The sock troll strikes at least twice a month here…
I will never forget the time when I bought what I thought was laundry detergent and used it to do laundry…then I realized it wasn’t detergent but fabric softener.
=P
Ah yes, the ghostly remains of the forgotten Kleenex are one of those things you learn to remember.
I have also done the brand-new red Gel pen in a load of whites, and black is just as bad…
The crayon (green, I believe) also happened once upon a time.
Growing up in a large family one learns that money washes remarkably well.
The iPod that went through 4 months ago just got its second life back. (Murphy’s Law: When all else fails hit it with a hammer.)
The cheap Leatherman that went through a couple of years ago and came out in 53 pieces is favorite.

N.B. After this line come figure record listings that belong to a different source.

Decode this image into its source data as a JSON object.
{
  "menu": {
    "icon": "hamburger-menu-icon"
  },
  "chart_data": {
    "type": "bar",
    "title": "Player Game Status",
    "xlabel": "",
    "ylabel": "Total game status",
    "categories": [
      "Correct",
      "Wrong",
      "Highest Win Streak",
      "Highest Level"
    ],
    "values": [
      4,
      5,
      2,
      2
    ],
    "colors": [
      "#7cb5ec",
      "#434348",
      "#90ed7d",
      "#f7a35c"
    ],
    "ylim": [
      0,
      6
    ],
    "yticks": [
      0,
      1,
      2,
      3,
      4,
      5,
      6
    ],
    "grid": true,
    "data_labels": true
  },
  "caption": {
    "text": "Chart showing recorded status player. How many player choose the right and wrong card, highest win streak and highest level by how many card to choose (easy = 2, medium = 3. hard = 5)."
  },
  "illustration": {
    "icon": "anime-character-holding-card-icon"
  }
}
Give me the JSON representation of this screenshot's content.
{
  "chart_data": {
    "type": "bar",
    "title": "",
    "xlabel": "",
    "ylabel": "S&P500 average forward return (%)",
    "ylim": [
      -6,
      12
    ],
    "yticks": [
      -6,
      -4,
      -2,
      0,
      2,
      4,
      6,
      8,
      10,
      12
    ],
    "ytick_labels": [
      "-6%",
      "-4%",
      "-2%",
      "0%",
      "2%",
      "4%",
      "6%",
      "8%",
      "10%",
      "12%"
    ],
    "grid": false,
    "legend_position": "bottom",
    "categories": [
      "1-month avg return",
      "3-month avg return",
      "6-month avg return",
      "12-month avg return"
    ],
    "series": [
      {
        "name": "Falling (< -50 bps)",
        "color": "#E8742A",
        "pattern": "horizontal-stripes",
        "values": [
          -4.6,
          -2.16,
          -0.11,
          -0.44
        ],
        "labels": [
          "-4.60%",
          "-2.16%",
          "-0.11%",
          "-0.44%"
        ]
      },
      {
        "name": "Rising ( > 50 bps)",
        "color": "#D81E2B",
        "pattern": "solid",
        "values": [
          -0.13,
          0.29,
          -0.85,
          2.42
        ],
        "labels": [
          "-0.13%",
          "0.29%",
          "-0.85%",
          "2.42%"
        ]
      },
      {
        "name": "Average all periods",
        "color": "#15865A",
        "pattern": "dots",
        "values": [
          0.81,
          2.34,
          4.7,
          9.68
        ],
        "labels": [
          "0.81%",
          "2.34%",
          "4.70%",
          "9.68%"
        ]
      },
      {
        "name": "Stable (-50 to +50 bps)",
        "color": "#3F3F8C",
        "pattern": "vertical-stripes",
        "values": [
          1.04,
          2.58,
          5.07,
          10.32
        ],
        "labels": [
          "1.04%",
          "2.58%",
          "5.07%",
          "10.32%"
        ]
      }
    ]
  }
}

Not only does lipstick not like to wash off, it likes to spread the wealth too…
FYI, those sticky 3M lint/dog hair rollers work wonders on getting Kleenex remains off clothing.
APX: Good tip!
If we may digress, there was the unforgettable time as a newlywed when I ran out of laundry detergent and figured dish soap would work as well. The machine was a front-loader in our tiny kitchen and the foam billowed out all over the place. An I Love Lucy episode could have been based on it.
I saw that happen once when a visitor loaded the dishwasher. Hijinx ensued.
crayons – check, pens – check , red cloth with the whites – check. Hidden pack of gum that stayed inside my son’s pocket and made it through the wash all the way to the dryer – check.
~try getting all the goo off the inside of the dryer ..
@Janine
I accidentally put a Bic pen through the wash in my parents’ brand new fancy washer and dryer about 8 years ago, and the black ink is still smeared all over the inside of the dryer. Ooooh, I caught heck for that one. Sadly, I wasn’t banned from doing laundry, heh.